Commodities are subject to the most basic law of economics: A shortage of any commodity brings rising prices, which stimulates production and supply, which brings prices back down, which in turn reins in production and supply, and so on. It's a never-ending cycle, and commodity investors simply look to gauge where we are in that cycle.

Unlike stock prices, which tend to move in modest increments, swings in the balance of supply and demand can cause exaggerated moves in commodity prices. For example, a modest reduction in the global output of cotton led to a shortage in supplies, causing its price to nearly double in 2010. Conversely, there is so much natural gas in storage -- and underground -- that its price continues to fall.

How To Get Started

Want to own commodities? Just a few years ago, traders interested in investing in commodities were limited to buying and selling futures contracts on the underlying commodities. Due to the high amount of risk involved, it can be a dangerous place for most investors.

But all that has changed with the emergence of exchange-traded funds (ETFs). These are likely the best route for individual investors interested in commodities. If you're looking for broad-based exposure, check out the PowerShares DB Commodity Index ETF (NYSE: DBC), which tracks the value of a wide range of commodities. Or you can make a wager on virtually any specific commodity, including:

  • Natural Gas (NYSE: UNG)

  • SPDR Gold Trust (NYSE: GLD)

  • iShares Silver Trust Fund (NYSE: SLV)

  • PowerShares DB Agriculture Fund (NYSE: DBA)

  • iPath Dow Jones-UBS Copper Fund (NYSE: JJC)

  • iPath Dow Jones-UBS Sugar Fund (NYSE: SGG)

There are actually dozens of available funds. Just choose a favorite commodity, and you'll fund an ETF for it through a search engine.

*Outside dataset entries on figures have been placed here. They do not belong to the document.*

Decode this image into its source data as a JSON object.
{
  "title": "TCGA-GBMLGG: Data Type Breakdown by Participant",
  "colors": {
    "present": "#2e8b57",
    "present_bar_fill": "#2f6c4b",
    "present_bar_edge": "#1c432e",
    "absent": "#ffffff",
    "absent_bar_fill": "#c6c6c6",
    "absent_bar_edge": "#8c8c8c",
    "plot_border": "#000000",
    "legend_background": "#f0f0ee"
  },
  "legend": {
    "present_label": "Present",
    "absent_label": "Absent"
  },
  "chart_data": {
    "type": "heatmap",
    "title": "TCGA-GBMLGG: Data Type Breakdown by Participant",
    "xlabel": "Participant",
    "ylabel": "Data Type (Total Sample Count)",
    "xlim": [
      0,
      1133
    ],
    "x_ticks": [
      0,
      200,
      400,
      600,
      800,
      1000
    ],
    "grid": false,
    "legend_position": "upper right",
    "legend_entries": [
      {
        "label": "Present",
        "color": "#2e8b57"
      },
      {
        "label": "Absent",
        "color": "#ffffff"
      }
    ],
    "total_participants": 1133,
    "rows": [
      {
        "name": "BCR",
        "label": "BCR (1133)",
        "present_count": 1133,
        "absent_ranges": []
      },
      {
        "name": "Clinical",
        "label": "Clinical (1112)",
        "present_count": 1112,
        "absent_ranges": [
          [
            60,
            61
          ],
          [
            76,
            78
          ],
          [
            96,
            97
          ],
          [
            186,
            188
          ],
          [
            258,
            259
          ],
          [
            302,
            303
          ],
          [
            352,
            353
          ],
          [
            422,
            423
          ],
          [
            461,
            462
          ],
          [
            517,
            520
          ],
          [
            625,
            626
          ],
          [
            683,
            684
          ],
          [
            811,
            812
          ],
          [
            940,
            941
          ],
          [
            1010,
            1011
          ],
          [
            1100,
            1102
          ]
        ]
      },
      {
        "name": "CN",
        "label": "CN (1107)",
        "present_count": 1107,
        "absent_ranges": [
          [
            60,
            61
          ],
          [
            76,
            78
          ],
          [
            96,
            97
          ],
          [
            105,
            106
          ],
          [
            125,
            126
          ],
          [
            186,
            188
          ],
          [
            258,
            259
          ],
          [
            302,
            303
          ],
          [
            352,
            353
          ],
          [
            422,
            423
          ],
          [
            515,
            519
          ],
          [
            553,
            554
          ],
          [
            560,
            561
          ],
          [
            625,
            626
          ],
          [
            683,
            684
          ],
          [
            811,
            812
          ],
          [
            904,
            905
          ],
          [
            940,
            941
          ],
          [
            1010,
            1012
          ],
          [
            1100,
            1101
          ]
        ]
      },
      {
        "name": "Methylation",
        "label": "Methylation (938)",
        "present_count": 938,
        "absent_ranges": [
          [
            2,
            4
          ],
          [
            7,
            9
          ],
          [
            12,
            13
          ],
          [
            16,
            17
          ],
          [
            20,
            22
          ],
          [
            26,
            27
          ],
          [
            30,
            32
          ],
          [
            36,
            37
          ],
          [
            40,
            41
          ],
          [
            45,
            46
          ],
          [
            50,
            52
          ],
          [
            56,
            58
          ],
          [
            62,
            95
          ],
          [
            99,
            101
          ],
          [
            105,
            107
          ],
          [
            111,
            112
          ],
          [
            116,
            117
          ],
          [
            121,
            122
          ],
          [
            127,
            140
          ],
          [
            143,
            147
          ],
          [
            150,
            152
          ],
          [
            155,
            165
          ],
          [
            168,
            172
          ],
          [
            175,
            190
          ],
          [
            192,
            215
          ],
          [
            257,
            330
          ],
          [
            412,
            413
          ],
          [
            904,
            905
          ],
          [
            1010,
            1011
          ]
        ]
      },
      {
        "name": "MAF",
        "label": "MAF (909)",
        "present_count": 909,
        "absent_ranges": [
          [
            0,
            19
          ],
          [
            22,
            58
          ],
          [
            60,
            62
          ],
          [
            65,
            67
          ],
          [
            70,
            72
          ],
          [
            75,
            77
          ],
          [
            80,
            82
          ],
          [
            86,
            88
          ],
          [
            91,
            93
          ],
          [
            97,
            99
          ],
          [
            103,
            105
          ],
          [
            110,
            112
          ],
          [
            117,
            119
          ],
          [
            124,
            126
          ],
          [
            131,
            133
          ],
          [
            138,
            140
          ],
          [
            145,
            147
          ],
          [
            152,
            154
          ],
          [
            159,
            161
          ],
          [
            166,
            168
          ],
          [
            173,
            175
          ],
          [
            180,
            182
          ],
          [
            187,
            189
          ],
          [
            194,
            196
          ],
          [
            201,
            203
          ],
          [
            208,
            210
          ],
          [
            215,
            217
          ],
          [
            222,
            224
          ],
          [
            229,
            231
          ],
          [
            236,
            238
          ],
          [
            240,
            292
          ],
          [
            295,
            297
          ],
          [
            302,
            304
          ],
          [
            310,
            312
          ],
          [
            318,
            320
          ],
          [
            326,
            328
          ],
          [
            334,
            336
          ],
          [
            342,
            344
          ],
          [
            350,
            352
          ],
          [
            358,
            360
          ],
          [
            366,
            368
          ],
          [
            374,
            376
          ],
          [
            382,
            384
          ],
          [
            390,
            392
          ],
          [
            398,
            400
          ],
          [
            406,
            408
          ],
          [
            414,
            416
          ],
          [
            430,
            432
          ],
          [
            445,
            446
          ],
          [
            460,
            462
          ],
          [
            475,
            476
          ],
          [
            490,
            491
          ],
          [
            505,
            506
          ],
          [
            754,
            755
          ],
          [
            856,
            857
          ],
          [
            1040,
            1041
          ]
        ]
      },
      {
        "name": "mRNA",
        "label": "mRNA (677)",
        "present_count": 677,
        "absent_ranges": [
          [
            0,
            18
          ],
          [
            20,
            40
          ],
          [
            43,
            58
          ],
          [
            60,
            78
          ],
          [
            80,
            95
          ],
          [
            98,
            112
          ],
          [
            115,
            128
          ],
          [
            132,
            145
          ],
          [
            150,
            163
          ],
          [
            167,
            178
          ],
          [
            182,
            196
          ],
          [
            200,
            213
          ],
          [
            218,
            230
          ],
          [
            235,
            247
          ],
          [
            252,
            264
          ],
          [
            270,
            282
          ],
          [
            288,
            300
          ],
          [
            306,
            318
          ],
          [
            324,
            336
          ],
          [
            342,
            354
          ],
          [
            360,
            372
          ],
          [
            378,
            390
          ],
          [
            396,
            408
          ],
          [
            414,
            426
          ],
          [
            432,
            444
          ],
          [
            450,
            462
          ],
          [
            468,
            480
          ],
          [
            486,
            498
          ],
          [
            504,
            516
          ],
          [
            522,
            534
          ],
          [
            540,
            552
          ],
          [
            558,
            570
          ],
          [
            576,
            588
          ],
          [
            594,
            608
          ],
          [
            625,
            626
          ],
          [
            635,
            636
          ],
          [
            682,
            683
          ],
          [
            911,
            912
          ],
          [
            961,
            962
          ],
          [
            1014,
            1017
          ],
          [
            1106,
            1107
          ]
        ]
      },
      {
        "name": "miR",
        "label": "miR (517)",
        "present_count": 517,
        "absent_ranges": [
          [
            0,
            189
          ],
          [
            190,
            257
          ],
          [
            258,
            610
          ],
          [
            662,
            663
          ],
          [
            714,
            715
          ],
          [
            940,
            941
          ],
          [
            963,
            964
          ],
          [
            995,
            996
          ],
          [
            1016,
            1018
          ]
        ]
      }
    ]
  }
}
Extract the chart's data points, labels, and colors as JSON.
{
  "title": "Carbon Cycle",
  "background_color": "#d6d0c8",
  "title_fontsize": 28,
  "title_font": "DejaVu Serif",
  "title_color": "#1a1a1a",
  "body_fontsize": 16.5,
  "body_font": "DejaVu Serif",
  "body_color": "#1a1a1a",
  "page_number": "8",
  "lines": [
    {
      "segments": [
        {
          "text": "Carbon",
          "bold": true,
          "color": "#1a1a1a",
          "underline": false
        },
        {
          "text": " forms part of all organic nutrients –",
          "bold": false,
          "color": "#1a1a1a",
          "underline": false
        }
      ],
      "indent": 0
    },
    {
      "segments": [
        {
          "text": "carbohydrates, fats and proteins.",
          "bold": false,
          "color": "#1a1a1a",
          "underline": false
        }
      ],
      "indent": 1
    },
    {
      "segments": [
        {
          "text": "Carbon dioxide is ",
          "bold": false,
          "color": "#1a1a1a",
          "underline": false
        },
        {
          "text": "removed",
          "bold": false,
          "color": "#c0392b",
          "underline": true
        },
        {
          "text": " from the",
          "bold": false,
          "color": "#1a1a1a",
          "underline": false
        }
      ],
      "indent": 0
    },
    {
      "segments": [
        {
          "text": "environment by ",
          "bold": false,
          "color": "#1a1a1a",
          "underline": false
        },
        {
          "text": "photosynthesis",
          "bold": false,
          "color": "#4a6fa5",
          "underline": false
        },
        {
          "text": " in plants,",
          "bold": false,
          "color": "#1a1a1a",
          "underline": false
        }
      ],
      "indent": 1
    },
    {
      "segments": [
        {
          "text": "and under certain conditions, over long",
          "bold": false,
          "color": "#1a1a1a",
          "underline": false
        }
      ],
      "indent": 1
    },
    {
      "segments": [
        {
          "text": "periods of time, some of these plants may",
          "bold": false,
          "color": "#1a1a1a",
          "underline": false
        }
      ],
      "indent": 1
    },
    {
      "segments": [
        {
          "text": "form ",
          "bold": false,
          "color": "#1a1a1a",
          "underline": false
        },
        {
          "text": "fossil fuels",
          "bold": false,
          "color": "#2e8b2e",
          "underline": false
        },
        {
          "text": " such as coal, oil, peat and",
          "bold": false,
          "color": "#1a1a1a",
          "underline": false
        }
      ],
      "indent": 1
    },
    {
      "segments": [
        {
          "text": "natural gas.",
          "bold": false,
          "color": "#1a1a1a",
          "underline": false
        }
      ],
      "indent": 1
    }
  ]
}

How Investors Choose Commodities

So which commodities look appealing over the next few years? The answer lies in which commodity is much more likely to benefit from any supply/demand imbalances and avoid the landmines set by speculators.

We know a few things with certainty. Global food consumption is on the rise, and we're getting closer to the limits of arable land. That means agriculture prices could spike well higher if the global economy is heating up. And even as cars and trucks become more fuel-efficient, car ownership in places like China, India and Brazil continues to surge. That means oil prices could rise down the road.

Conversely, commodity investors could get burned if the Chinese economy slows down. China consumes so much of the world's aluminum, copper and other metals (up to 40% by some estimates thanks to a building boom), but concerns are building that China already has ample housing and doesn't need to keep building. China has plans to keep consuming steel as it builds a national railroad network, but even that building boom would sharply slow if the Chinese economy took a hit.

The long-term outlook for many commodities remains quite bright, and if you have a multi-year time horizon, there's still time to get in on the action.